An introduction to the colorful U.K. comedy of What We Do In The Shadows star Matt Berry
Matt Berry’s no stranger to TV, but his starring turn in FX’s What We Do In The Shadows marks the British comedian’s biggest stateside role to date. As Laszlo, Berry elaborates upon the playboy vampire trope Jemaine Clement toyed with as the original film’s Vladislav. Where Clement is silken, though, Berry is bold, his booming baritone conveying a regality that clashes hilariously with his baser, more profane tendencies. As he’s proven time and again throughout his career, Berry also plays well with others, with our own Danette Chavez praising his chemistry with co-stars Natasia Demetriou and Kayvan Novak as “enviable; no matter what the configuration, the results are gut-busting.”

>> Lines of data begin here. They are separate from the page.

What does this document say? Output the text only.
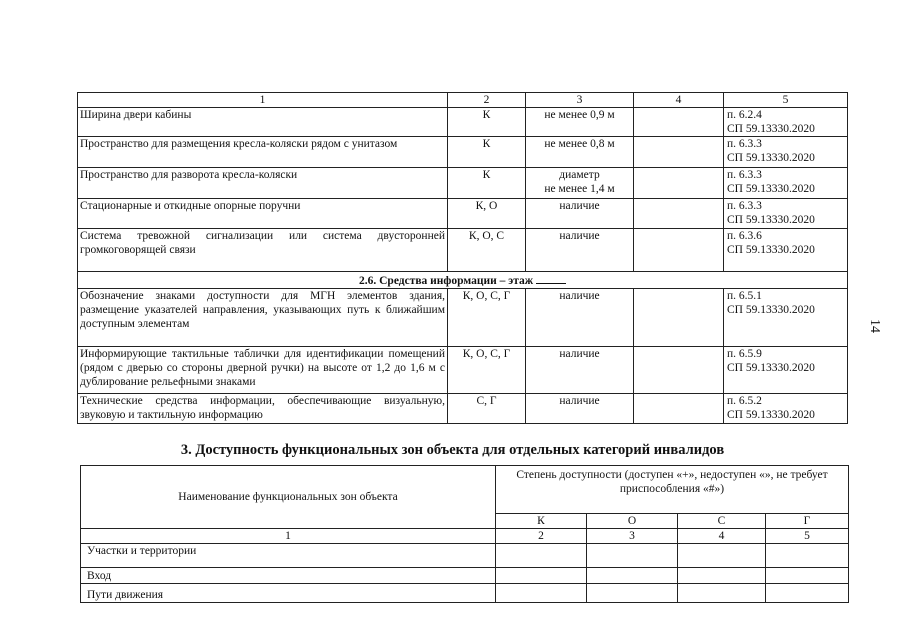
1	2	3	4	5
Ширина двери кабины	К	не менее 0,9 м		п. 6.2.4
СП 59.13330.2020
Пространство для размещения кресла-коляски рядом с унитазом	К	не менее 0,8 м		п. 6.3.3
СП 59.13330.2020
Пространство для разворота кресла-коляски	К	диаметр
не менее 1,4 м		п. 6.3.3
СП 59.13330.2020
Стационарные и откидные опорные поручни	К, О	наличие		п. 6.3.3
СП 59.13330.2020
Система тревожной сигнализации или система двусторонней громкоговорящей связи	К, О, С	наличие		п. 6.3.6
СП 59.13330.2020
2.6. Средства информации – этаж				
Обозначение знаками доступности для МГН элементов здания, размещение указателей направления, указывающих путь к ближайшим доступным элементам	К, О, С, Г	наличие		п. 6.5.1
СП 59.13330.2020
Информирующие тактильные таблички для идентификации помещений (рядом с дверью со стороны дверной ручки) на высоте от 1,2 до 1,6 м с дублирование рельефными знаками	К, О, С, Г	наличие		п. 6.5.9
СП 59.13330.2020
Технические средства информации, обеспечивающие визуальную, звуковую и тактильную информацию	С, Г	наличие		п. 6.5.2
СП 59.13330.2020
3. Доступность функциональных зон объекта для отдельных категорий инвалидов
Наименование функциональных зон объекта	Степень доступности (доступен «+», недоступен «», не требует приспособления «#»)			
	К	О	С	Г
1	2	3	4	5
Участки и территории				
Вход				
Пути движения				
14
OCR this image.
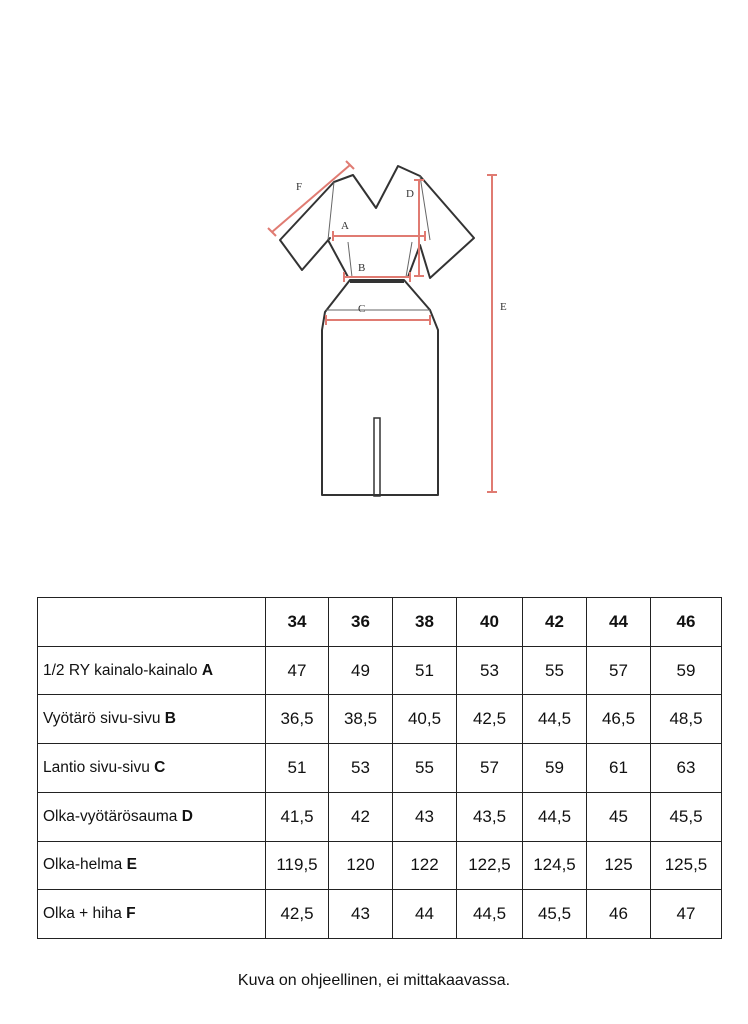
F
A
B
C
D
E
	34	36	38	40	42	44	46
1/2 RY kainalo-kainalo A	47	49	51	53	55	57	59
Vyötärö sivu-sivu B	36,5	38,5	40,5	42,5	44,5	46,5	48,5
Lantio sivu-sivu C	51	53	55	57	59	61	63
Olka-vyötärösauma D	41,5	42	43	43,5	44,5	45	45,5
Olka-helma E	119,5	120	122	122,5	124,5	125	125,5
Olka + hiha F	42,5	43	44	44,5	45,5	46	47
Kuva on ohjeellinen, ei mittakaavassa.
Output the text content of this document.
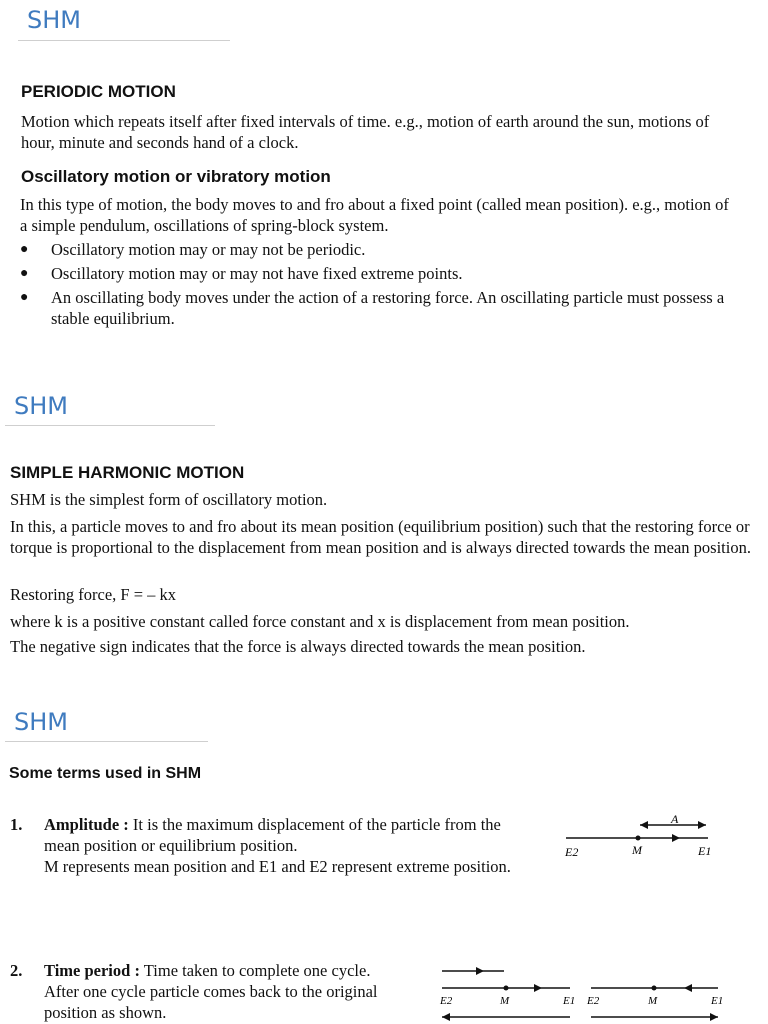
SHM
PERIODIC MOTION
Motion which repeats itself after fixed intervals of time. e.g., motion of earth around the sun, motions of hour, minute and seconds hand of a clock.
Oscillatory motion or vibratory motion
In this type of motion, the body moves to and fro about a fixed point (called mean position). e.g., motion of a simple pendulum, oscillations of spring-block system.
● Oscillatory motion may or may not be periodic.
● Oscillatory motion may or may not have fixed extreme points.
● An oscillating body moves under the action of a restoring force. An oscillating particle must possess a stable equilibrium.
SHM
SIMPLE HARMONIC MOTION
SHM is the simplest form of oscillatory motion.
In this, a particle moves to and fro about its mean position (equilibrium position) such that the restoring force or torque is proportional to the displacement from mean position and is always directed towards the mean position.
Restoring force, F = – kx
where k is a positive constant called force constant and x is displacement from mean position.
The negative sign indicates that the force is always directed towards the mean position.
SHM
Some terms used in SHM
1. Amplitude : It is the maximum displacement of the particle from the mean position or equilibrium position.
M represents mean position and E1 and E2 represent extreme position.
A
E2	M	E1
2. Time period : Time taken to complete one cycle.
After one cycle particle comes back to the original position as shown.
E2	M	E1 E2	M	E1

Truly, Berry was born in the wrong century, as his cadence and princely mane lend themselves to the open-air stages of the Elizabethan era. He’s made it work for him, however, developing a style that bends his theatrical air to both the highest and lowest brows of U.K. comedy. His career contains multitudes—The IT Crowd, Disenchantment, Duncan Jones’ Moon—but, as a treat on the heels of last night’s premiere, we’re here to share a few of our favorite Berry performances.
Toast Of London
Toast Of London’s pilot debuted in August of 2012, and its three subsequent seasons have seen Berry’s Steven Toast spiral deeper and deeper into the show’s breakneck blend of wit, absurdity, and industry satire. Toast, an ailing, middle-aged actor, tumbles through what feels like six or seven storylines in every 23-minute episode, his sprint towards fame often resulting in financial ruin, humiliation, and, in so, so many cases, actual death. Berry’s hifalutin countenance is used against Toast here, situating the actor as an out-of-time fool in an industry run by hipsters, including the suave, recording engineer Clem Fandango (Shazad Latif). Jon Hamm and Queens Of The Stone Age’s Josh Homme have made random, hilarious cameos, while legendary composer Andrew Lloyd Webber is portrayed as an underhanded heavy.